Burgen returns to his limousine which is driven by Mike (Bill Phillips), who turns out to be the shooter who tried to kill "Scoop" and Bert. He sees Bert go to Mrs. Gordon's residence and tries to shoot both of them just as Bert finds out from Mrs. Gordon that Molloy was listening to the governor's speech through headphones which may have been electrified. Bert calls Ainslee to inform him that "Scoop" has been taken to a hospital and asks Mrs. Gordon for a chance to visit her husband in prison. On the night of Gordon's execution, he is also given headphones by the warden who arranges for these to be attached to the electric chair's high voltage. Bert exposes the method used to kill Malloy and tells Warden Bevins that he might as well sign a confession exposing the corrupt officials whom the murdered district attorney was in the process of indicting. Bevins points a gun at Bert, but Bert had earlier removed the bullets. A struggle ensues and the older Bevins loses. Chastened and defeated, Bevins names the corruptors, key among whom is lawyer Burgen.
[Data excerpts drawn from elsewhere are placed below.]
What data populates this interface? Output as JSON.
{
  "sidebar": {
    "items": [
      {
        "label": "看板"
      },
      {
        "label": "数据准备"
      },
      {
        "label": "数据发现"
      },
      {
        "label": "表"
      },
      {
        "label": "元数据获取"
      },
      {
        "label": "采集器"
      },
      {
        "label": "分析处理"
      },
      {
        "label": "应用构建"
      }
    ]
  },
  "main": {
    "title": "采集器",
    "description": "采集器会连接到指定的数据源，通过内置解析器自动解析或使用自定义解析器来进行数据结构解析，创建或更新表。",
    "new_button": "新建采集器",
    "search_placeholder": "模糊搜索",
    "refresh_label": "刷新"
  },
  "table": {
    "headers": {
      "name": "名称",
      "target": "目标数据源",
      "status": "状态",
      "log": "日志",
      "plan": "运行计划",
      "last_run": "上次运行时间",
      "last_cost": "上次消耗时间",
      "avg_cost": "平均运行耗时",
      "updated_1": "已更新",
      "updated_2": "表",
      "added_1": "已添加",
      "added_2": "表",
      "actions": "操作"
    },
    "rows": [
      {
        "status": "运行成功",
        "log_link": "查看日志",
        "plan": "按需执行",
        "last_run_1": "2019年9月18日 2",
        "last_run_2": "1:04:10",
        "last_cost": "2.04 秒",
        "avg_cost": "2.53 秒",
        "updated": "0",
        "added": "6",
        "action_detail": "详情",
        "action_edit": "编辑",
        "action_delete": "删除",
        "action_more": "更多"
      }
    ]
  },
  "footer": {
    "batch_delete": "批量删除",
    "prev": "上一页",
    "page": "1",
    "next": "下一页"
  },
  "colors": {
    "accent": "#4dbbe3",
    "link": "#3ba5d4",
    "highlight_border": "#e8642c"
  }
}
The governor decides not to execute Gordon, while Bert and Gladys end the film with a bantering conversation about marriage.

==Cast==

- Van Johnson as Bert Bell
- Faye Emerson as Gladys Wayne
- George Meeker as "Scoop" Conner
- Frank Wilcox as Randall
- Michael Ames as "Dapper Dan" Malloy
- Roland Drew as "Mile-Away" Gordon
- Ruth Ford as Mrs. Gordon
- Joseph Crehan as Jim Ainslee
- William Gould as Warden John Bevins
- Douglas Wood as Bill Burgen
- John Maxwell as Prison doctor
- Pat McVeigh as Chief electrician
- Dick Rich as Guard
- Fred Kelsey as Keeper
- Bill Phillips as Mike
- Jack Mower as Ramstead
- Creighton Hale as Ritter
- Henry Hall as Chaplain

==Taglines==
"Murder Behind Bars! WHEN? WHO? HOW? 'Murder IN THE BIG HOUSE' A THRILLER!"
"KILLERS GO MAD as murder strikes death row!"

==Evaluation in film guides==
Steven H. Scheuer's TV Movie Almanac & Ratings 1958 & 1959 gives Murder in the Big House 2 stars (out of 4), stating that "[B]oth Faye and Van played their first big screen roles in this and it's a wonder they survived. Grade B effort with reporter solving murder for police who have supposedly been trained for the task." The Motion Picture Guide also had a low opinion, assigning 1½ stars (out of 5) and calling it a "[F]airly dull prison film starring Johnson (in his first big role) as cub reporter who, along with veteran newshound Meeker, exposes a murder ring inside the state pen." The write-up also notes that the film was "[R]e-released in 1945 as BORN FOR TROUBLE after Johnson became a star and Emerson married a Roosevelt."